11 thoughts on “Finding Romance- What Needs to Change?”

  1. First of all its a pleasure to have known joyce both as a person and a tennis coach and the fact that I admire is her ability to overcome her own pain and anguish and a desire to make a change .If you question yourself how many people out there even go a percent of what joyce is able to do and the ease with which she writes is commendable.i personally have witnessed many kinds of abuse both personally and professionally and I feel it’s time now to be able to make a change.

  2. This article is so timely. It is so scary entering the dating world again after having been defrauded in an elaborate relationship hoax that lasted over a year. It makes you question everything about a person’s identity and character. One thing that has helped me pursue romance again is a match-making agency. I don’t want to specify any particular company, but think about the ads you’ve seen in the airline magazines. You pay a substantial amount of money to join, but there is a level of safety and security in this type of service. The company verifies their identification and the matchmaker is involved in setting up the matches. There is no website for potential predators to troll on. Now, some people do pay for a premium membership that allows them to see a profile of the potential dates. Basically, sociopaths and predators would avoid this type of service because of the third party involvement and oversight. I met a very nice man through this agency, but we are not together any more. That experience helped to heal my broken spirit. Now, I am back at square one, having met someone without the matchmaking agency! I have been emotionally upside down trying to deal with issues of trust after what I went through. I will follow Joyce’s advice, but at some point, I might need some advanced advice!

    1. I wholeheartedly favor your approach to looking for love as opposed to on-line dating services. It is far too easy for predators to lie and defraud. Does the match-making service have any kind of warranty against fraud?

      As to your getting your “trust” back… I firmly believe that everyone who suffers the ill effects of a relationship hoax would benefit greatly from consulting a therapist. And the professional you chose should have considerable background dealing with PTSD and relationships with sociopaths.

      Joyce

  3. As I read this, I tried to picture myself in another relationship in the future…I absolutely couldn’t do it. All I see is abuse when I look that way. Time will heal, I hope.

    1. Army-

      It’s true that distance will diminish the intensity of the pain you suffered. But having the guiding hand of an experienced therapist could help to heal wounds that would fester longer without that support.

      Instead of looking for love, involve yourself in activities you enjoy and find organized groups with that focus. It’s important for you to bring joy back into your life again, with or without a mate. And who knows, the love of your life may very well find you. But even if they don’t, you’ll restore your self worth.

  4. Great article. I definitely find myself questioning my own judgement a lot nowadays and there is a real fear within me of going through the same problems again if I enter into another relationship x

    1. Desidivorced-

      It’s understandable. Don’t let what happened define who you are.
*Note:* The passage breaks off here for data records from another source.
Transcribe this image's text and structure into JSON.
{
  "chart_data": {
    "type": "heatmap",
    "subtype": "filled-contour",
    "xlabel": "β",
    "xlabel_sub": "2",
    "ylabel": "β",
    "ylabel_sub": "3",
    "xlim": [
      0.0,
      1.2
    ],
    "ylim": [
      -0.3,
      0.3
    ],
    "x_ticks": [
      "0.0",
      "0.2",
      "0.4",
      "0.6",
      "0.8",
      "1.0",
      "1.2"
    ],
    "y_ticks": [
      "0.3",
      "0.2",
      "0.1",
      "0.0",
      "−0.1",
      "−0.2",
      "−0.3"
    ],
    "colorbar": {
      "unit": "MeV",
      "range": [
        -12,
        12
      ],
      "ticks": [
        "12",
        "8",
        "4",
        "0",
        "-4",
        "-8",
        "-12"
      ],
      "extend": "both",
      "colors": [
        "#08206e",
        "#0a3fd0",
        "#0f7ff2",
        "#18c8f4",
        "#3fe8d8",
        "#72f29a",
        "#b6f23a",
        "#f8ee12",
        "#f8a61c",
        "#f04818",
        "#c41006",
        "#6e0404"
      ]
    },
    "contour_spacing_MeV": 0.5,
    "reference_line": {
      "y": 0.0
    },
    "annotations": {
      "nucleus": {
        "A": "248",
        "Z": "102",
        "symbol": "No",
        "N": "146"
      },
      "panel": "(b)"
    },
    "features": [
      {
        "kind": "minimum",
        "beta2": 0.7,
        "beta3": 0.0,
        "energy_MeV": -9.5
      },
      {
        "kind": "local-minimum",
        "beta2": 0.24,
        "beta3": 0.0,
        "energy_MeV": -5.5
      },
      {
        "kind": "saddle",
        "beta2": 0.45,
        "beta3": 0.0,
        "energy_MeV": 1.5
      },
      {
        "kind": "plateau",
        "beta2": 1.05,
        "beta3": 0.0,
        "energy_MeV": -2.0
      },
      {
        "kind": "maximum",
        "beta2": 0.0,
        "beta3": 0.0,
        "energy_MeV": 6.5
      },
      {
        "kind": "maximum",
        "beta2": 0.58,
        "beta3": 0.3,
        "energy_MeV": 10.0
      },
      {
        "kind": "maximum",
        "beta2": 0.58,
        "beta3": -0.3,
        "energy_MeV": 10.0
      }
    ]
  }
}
It’s what happened to you, but you’re still you…. just a bit wiser!

      Joyce

    2. Knowing that psychopaths exist sure makes us wary of moving forward. We need to do so in a more enlightened way. Having been through a relationship with an emotional predator does not enable us to avoid them in the future. But it makes us far more aware of what’s happening if you encounter one again. You’ll recognize the signs faster, and your break with them will do less damage to your psyche.

      Fear isn’t a bad thing. It protects us…… just don’t let it become a barrier.